Research Area: Analysis
Mathematical analysis is the discipline of mathematics which uses the notion of limit of functions as its core concept. Limits are the formalism used to define and study the continuum of real numbers and many other topological spaces, from differentiable manifolds to fractals, from calculus of functions in real and in complex variables to infinite dimensional spaces. Our faculty carries out research in many areas of analysis, described below.
Functional analysis is the study of spaces of functions, and more generally of topological vector spaces and their associated structures, by means of topological, analytical and geometric methods. It is a far reaching field which plays a fundamental role in various areas such as partial differential equations, function theory, complex analysis, harmonic analysis and topological group theory, mathematical physics, differential geometry, probability and measure theory, among others.

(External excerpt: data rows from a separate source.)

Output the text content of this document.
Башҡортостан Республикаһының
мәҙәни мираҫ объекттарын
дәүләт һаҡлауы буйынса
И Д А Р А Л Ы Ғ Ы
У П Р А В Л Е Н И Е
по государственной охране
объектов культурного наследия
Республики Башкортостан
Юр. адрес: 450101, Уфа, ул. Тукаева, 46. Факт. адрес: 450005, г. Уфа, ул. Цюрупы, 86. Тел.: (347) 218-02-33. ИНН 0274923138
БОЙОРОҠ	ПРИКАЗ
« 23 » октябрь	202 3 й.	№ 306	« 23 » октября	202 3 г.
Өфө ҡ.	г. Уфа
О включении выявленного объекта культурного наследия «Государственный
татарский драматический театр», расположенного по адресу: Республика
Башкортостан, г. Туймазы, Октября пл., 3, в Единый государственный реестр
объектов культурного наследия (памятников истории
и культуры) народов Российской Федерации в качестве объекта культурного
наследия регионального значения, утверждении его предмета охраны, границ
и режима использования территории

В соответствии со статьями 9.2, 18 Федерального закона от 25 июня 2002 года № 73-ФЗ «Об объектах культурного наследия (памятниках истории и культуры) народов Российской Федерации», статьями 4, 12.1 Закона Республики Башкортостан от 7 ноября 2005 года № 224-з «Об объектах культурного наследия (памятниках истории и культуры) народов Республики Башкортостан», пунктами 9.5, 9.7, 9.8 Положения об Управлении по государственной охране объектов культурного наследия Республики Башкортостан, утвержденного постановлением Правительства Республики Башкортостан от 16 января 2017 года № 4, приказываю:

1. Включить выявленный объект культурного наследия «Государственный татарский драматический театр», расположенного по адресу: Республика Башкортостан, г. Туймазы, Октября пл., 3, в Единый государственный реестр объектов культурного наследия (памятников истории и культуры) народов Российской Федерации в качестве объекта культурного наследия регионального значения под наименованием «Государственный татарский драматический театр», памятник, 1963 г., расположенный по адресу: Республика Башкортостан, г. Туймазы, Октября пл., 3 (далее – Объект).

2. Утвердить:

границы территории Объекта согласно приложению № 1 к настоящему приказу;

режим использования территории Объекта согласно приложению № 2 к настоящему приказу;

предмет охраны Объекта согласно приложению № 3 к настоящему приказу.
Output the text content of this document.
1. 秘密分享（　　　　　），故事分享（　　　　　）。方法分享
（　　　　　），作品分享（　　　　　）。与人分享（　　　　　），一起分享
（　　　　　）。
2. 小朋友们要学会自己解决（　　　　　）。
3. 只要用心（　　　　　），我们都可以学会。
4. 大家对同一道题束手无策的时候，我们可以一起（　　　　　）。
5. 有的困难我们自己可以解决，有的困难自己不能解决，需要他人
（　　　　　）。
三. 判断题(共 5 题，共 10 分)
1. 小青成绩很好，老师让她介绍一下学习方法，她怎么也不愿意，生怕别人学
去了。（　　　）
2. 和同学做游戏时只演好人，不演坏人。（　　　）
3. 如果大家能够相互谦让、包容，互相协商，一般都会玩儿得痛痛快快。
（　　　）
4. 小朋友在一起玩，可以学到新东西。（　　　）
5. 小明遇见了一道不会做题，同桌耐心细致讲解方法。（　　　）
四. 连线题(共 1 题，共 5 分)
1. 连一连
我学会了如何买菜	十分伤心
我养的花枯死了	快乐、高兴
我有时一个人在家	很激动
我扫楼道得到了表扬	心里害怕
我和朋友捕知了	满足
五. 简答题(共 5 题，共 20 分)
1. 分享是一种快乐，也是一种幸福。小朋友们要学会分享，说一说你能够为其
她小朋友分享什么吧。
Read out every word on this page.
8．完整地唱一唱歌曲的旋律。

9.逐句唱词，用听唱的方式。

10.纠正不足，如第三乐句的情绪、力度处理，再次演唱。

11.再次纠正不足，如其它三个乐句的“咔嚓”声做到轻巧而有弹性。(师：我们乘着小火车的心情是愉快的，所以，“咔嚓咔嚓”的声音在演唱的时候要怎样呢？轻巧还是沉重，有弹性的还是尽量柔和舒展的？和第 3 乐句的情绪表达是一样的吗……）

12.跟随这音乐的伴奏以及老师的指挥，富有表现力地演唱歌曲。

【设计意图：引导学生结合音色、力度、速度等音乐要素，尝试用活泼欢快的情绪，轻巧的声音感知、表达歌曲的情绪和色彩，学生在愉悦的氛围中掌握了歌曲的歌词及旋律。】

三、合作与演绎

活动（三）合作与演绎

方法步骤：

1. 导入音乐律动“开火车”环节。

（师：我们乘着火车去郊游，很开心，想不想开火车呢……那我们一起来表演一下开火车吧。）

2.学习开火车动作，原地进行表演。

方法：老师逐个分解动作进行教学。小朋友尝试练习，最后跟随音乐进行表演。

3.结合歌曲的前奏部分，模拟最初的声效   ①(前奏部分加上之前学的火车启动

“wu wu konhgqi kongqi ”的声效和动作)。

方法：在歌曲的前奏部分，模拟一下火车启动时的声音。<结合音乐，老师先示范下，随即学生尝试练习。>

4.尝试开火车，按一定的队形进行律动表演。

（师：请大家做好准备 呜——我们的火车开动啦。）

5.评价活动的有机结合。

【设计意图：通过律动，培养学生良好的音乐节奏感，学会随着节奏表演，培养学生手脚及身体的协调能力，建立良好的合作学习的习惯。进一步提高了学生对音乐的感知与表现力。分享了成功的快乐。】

Our current projects in this area concern:
- The construction and study of Banach spaces from tree-like structures which emerged from descriptive set theory,
- The construction and study of topologies on classes of Banach algebras, extending the Gromov-Hausdorff distance and metric geometry to noncommutative geometry.
In dynamical systems, one considers the pair (X,T) where T is a map from a space X to itself. We can view the map T as moving the points around X and apply it repeatedly, taking the point of view that the space X evolves over time.
There are several different subcategories of dynamical systems based on what kind of structure the set X has, and how much of it is preserved by T. We arrive at other important subcategories of dynamics by consideration of various (semi-)groups acting on X.
In addition to being an important subject in its own right, there are many examples of problems for which solutions became apparent only when the problem is rephrased in dynamical systems terms.
We focus on ergodic theory and symbolic dynamical systems (which model topological or smooth dynamical systems by a discrete space consisting of infinite sequences of abstract symbols and a shift operator).